There are other ways SARS-CoV-2 could lead to autoimmunity, Hornig notes. Once viral RNA or proteins slip inside immune cells—either through infection or other uptake mechanisms—they could disrupt mitochondrial function, altering the cells’ metabolism and function and making them more likely to trigger autoimmune reactions. Perhaps that could help explain why some researchers have found antibodies in ME/CFS patients against receptors of the autonomic nervous system, which controls functions such as blood pressure, heart rate, and breathing, she adds.

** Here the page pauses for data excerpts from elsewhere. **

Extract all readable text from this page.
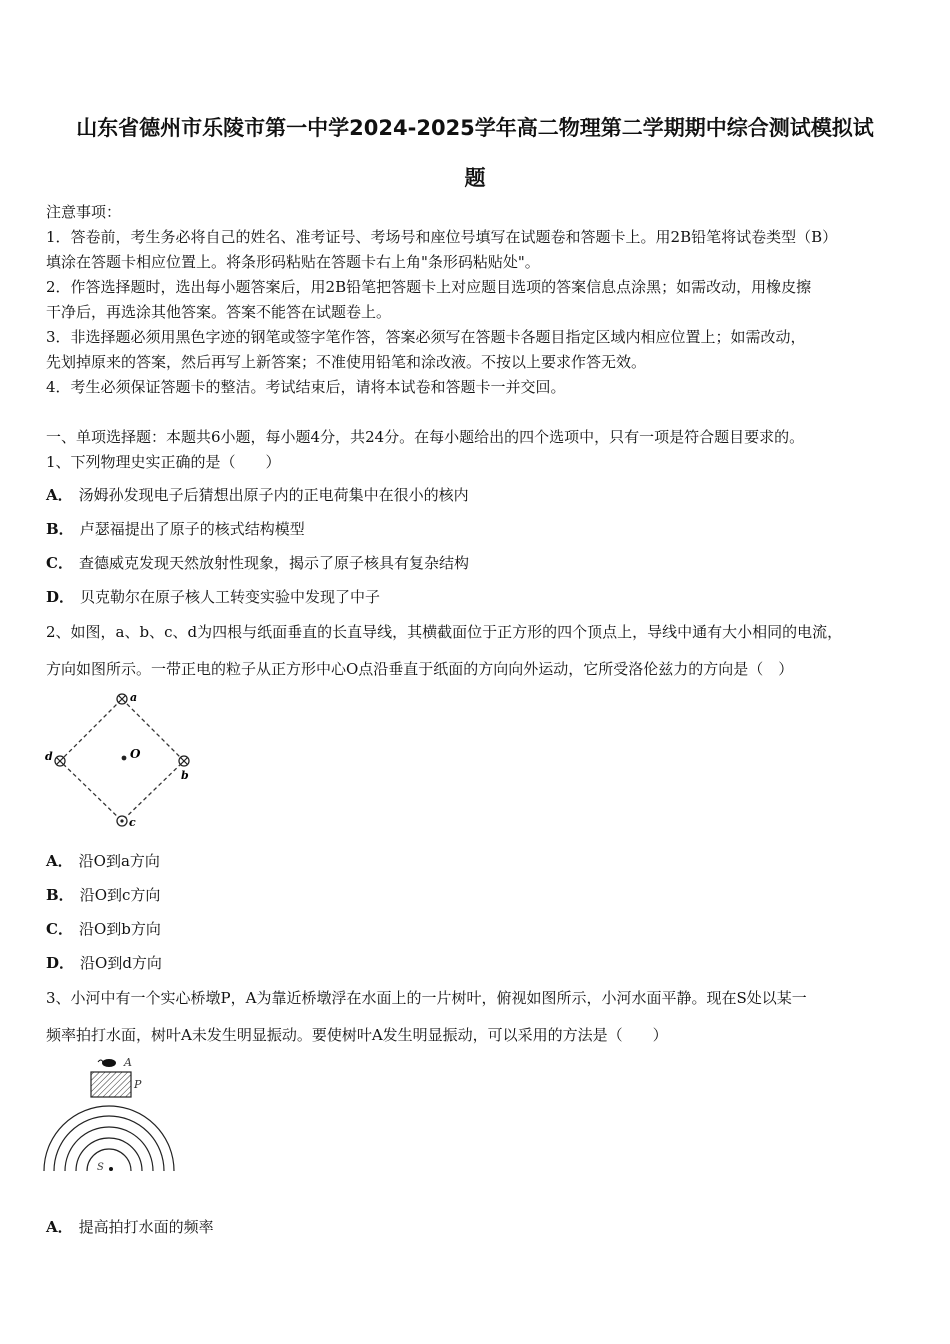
山东省德州市乐陵市第一中学2024-2025学年高二物理第二学期期中综合测试模拟试
题
注意事项：
1．答卷前，考生务必将自己的姓名、准考证号、考场号和座位号填写在试题卷和答题卡上。用2B铅笔将试卷类型（B）
填涂在答题卡相应位置上。将条形码粘贴在答题卡右上角"条形码粘贴处"。
2．作答选择题时，选出每小题答案后，用2B铅笔把答题卡上对应题目选项的答案信息点涂黑；如需改动，用橡皮擦
干净后，再选涂其他答案。答案不能答在试题卷上。
3．非选择题必须用黑色字迹的钢笔或签字笔作答，答案必须写在答题卡各题目指定区域内相应位置上；如需改动，
先划掉原来的答案，然后再写上新答案；不准使用铅笔和涂改液。不按以上要求作答无效。
4．考生必须保证答题卡的整洁。考试结束后，请将本试卷和答题卡一并交回。
一、单项选择题：本题共6小题，每小题4分，共24分。在每小题给出的四个选项中，只有一项是符合题目要求的。
1、下列物理史实正确的是（　　）
A． 汤姆孙发现电子后猜想出原子内的正电荷集中在很小的核内
B． 卢瑟福提出了原子的核式结构模型
C． 查德威克发现天然放射性现象，揭示了原子核具有复杂结构
D． 贝克勒尔在原子核人工转变实验中发现了中子
2、如图，a、b、c、d为四根与纸面垂直的长直导线，其横截面位于正方形的四个顶点上，导线中通有大小相同的电流，
方向如图所示。一带正电的粒子从正方形中心O点沿垂直于纸面的方向向外运动，它所受洛伦兹力的方向是（　）
O
a
b
c
d
A． 沿O到a方向
B． 沿O到c方向
C． 沿O到b方向
D． 沿O到d方向
3、小河中有一个实心桥墩P，A为靠近桥墩浮在水面上的一片树叶，俯视如图所示，小河水面平静。现在S处以某一
频率拍打水面，树叶A未发生明显振动。要使树叶A发生明显振动，可以采用的方法是（　　）
A
P
S
A． 提高拍打水面的频率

It’s still not clear how immune overactivation could lead to some ME/CFS symptoms, however. It’s possible that chronic immune activation simply drains the body of energy, in a similar way as the growth of tumor cells causes fatigue in cancer patients, Nath suggests. Or maybe the process starts with viral infection in the brain, and that then disrupts the organ’s communication with the immune system, Nath says. “It’s possible that maybe there is some low-grade encephalitis, and [inflammation] in the brain, and that is somehow driving the abnormalities in the immune system and causing this fatigue-like syndrome,” he says.
There could be other mechanisms at play that don’t necessarily involve autoimmunity, Moreau notes. In an effort to find a biomarker for ME/CFS to help improve clinicians’ diagnoses, he and his colleagues have found in yet-unpublished work that there are unique patterns of microRNA sequences detectable in patients’ blood compared to healthy controls, suggesting that the disease is associated with widespread changes in gene expression. Perhaps viral infections can trigger epigenetic changes in gene expression and downstream metabolic alterations which then cause ME/CFS symptoms, he suggests.

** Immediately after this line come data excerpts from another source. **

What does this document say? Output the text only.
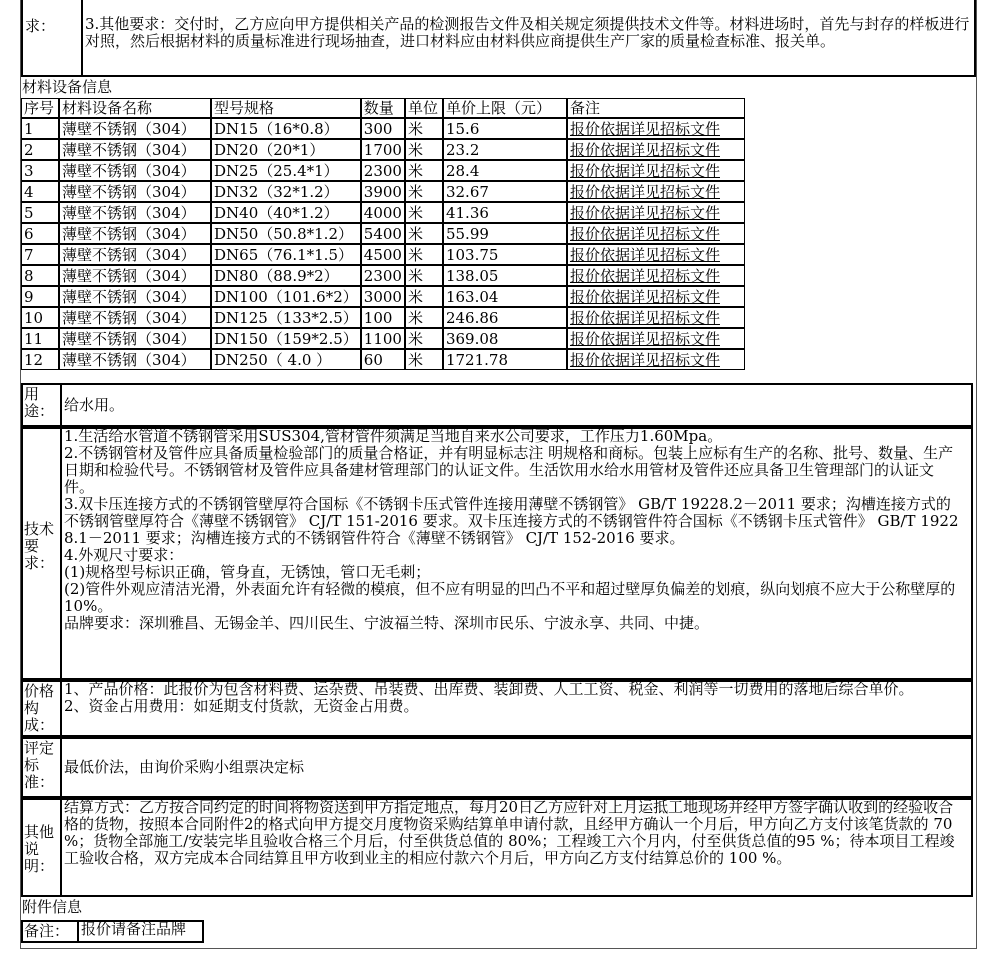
求：	3.其他要求：交付时，乙方应向甲方提供相关产品的检测报告文件及相关规定须提供技术文件等。材料进场时，首先与封存的样板进行对照，然后根据材料的质量标准进行现场抽查，进口材料应由材料供应商提供生产厂家的质量检查标准、报关单。
材料设备信息
序号	材料设备名称	型号规格	数量	单位	单价上限（元）	备注
1	薄壁不锈钢（304）	DN15（16*0.8）	300	米	15.6	报价依据详见招标文件
2	薄壁不锈钢（304）	DN20（20*1）	1700	米	23.2	报价依据详见招标文件
3	薄壁不锈钢（304）	DN25（25.4*1）	2300	米	28.4	报价依据详见招标文件
4	薄壁不锈钢（304）	DN32（32*1.2）	3900	米	32.67	报价依据详见招标文件
5	薄壁不锈钢（304）	DN40（40*1.2）	4000	米	41.36	报价依据详见招标文件
6	薄壁不锈钢（304）	DN50（50.8*1.2）	5400	米	55.99	报价依据详见招标文件
7	薄壁不锈钢（304）	DN65（76.1*1.5）	4500	米	103.75	报价依据详见招标文件
8	薄壁不锈钢（304）	DN80（88.9*2）	2300	米	138.05	报价依据详见招标文件
9	薄壁不锈钢（304）	DN100（101.6*2）	3000	米	163.04	报价依据详见招标文件
10	薄壁不锈钢（304）	DN125（133*2.5）	100	米	246.86	报价依据详见招标文件
11	薄壁不锈钢（304）	DN150（159*2.5）	1100	米	369.08	报价依据详见招标文件
12	薄壁不锈钢（304）	DN250（ 4.0 ）	60	米	1721.78	报价依据详见招标文件
用途： 给水用。
技术要求：
1.生活给水管道不锈钢管采用SUS304,管材管件须满足当地自来水公司要求，工作压力1.60Mpa。
2.不锈钢管材及管件应具备质量检验部门的质量合格证，并有明显标志注 明规格和商标。包装上应标有生产的名称、批号、数量、生产日期和检验代号。不锈钢管材及管件应具备建材管理部门的认证文件。生活饮用水给水用管材及管件还应具备卫生管理部门的认证文件。
3.双卡压连接方式的不锈钢管壁厚符合国标《不锈钢卡压式管件连接用薄壁不锈钢管》 GB/T 19228.2－2011 要求；沟槽连接方式的不锈钢管壁厚符合《薄壁不锈钢管》 CJ/T 151-2016 要求。双卡压连接方式的不锈钢管件符合国标《不锈钢卡压式管件》 GB/T 19228.1－2011 要求；沟槽连接方式的不锈钢管件符合《薄壁不锈钢管》 CJ/T 152-2016 要求。
4.外观尺寸要求：
(1)规格型号标识正确，管身直，无锈蚀，管口无毛刺；
(2)管件外观应清洁光滑，外表面允许有轻微的模痕，但不应有明显的凹凸不平和超过壁厚负偏差的划痕，纵向划痕不应大于公称壁厚的10%。
品牌要求：深圳雅昌、无锡金羊、四川民生、宁波福兰特、深圳市民乐、宁波永享、共同、中捷。
价格构成：
1、产品价格：此报价为包含材料费、运杂费、吊装费、出库费、装卸费、人工工资、税金、利润等一切费用的落地后综合单价。
2、资金占用费用：如延期支付货款，无资金占用费。
评定标准：
最低价法，由询价采购小组票决定标
其他说明：
结算方式：乙方按合同约定的时间将物资送到甲方指定地点，每月20日乙方应针对上月运抵工地现场并经甲方签字确认收到的经验收合格的货物，按照本合同附件2的格式向甲方提交月度物资采购结算单申请付款，且经甲方确认一个月后，甲方向乙方支付该笔货款的 70 %；货物全部施工/安装完毕且验收合格三个月后，付至供货总值的 80%；工程竣工六个月内，付至供货总值的95 %；待本项目工程竣工验收合格，双方完成本合同结算且甲方收到业主的相应付款六个月后，甲方向乙方支付结算总价的 100 %。
附件信息
备注： 报价请备注品牌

Hornig says it’s important to keep an open mind to different mechanisms that may be taking place in long-hauler patients as researchers begin to study the phenomenon.
Tracking long-haulers
If COVID-19 can lead to an autoimmune disease, that process should be evident in patients’ blood in the form of T cells or other immune machinery directed against human proteins, Iwasaki says. She and her colleagues have started collecting blood samples from hundreds of hospitalized patients who have tested positive for SARS-CoV-2 to track their disease and compare the immune profiles of those who recover swiftly with those who don’t. “That would be our first look at whether anything strange is going on,” she says.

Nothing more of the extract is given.